| Spanish Society of Pneumology and Thoracic Surgery (SEPAR) |
This guide divides the OSA diagnostic methodology between primary care and hospital care in order to increase the diagnostic efficiency.
In primary care, the evaluation of the child with suspected OSA (presence of snoring and symptoms or suggestive clinical findings) should include the medical history and complete clinical examination.
Medical history: family history, events related to the child’s sleep and breathing, and sleep questionnaire (Chervin). Complete clinical examination: craniofacial and UA anatomy, cardiopulmonary examination and somatometry. Children with obesity represent a special risk group. Depending on the results, referral of the patient from primary care to the reference sleep unit is considered.

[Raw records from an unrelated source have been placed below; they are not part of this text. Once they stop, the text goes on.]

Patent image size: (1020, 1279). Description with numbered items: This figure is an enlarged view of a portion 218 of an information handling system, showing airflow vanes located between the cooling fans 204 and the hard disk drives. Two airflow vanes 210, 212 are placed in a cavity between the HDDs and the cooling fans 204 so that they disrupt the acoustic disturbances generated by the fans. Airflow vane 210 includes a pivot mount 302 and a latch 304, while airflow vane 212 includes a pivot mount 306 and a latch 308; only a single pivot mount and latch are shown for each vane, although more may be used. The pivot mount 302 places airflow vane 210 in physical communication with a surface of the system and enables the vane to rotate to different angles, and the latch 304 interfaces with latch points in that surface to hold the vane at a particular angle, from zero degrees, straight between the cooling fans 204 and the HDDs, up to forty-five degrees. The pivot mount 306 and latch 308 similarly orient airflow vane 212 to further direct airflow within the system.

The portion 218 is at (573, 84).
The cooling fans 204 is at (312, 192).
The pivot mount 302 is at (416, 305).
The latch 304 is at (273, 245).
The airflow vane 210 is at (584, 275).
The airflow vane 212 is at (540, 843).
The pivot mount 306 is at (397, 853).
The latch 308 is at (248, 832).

If there is suspected OSA in the clinical history and or/Chervin, retrognathia, adenotonsillar hypertrophy and Mallampati ≥ 2, hospital RP is performed. Otherwise, a control visit is carried out 6 months after baseline visit. When the index of respiratory events is ≥ 5 in the RP, children are referred to adenotonsillar surgery. With an inferior result, a PSG is performed. An AHI ≥ 5/h on PSG leads to adenotonsillar surgery. If the AHI is < 3/h, an anti-inflammatory therapy or review visit after 6 months is assessed. For an AHI 3–5/h comorbidities are evaluated. The presence of comorbidity leads to adenotonsillectomy and anti-inflammatory therapy is selected when there is absence of comorbidity. All children should be clinically reassessed after surgery (recommended in the next 6 months), performing a sleep study in children with severe preoperative OSA or when risk factors or OSA symptoms persist, where other treatments such as diet, CPAP, or orthodontics will be assessed.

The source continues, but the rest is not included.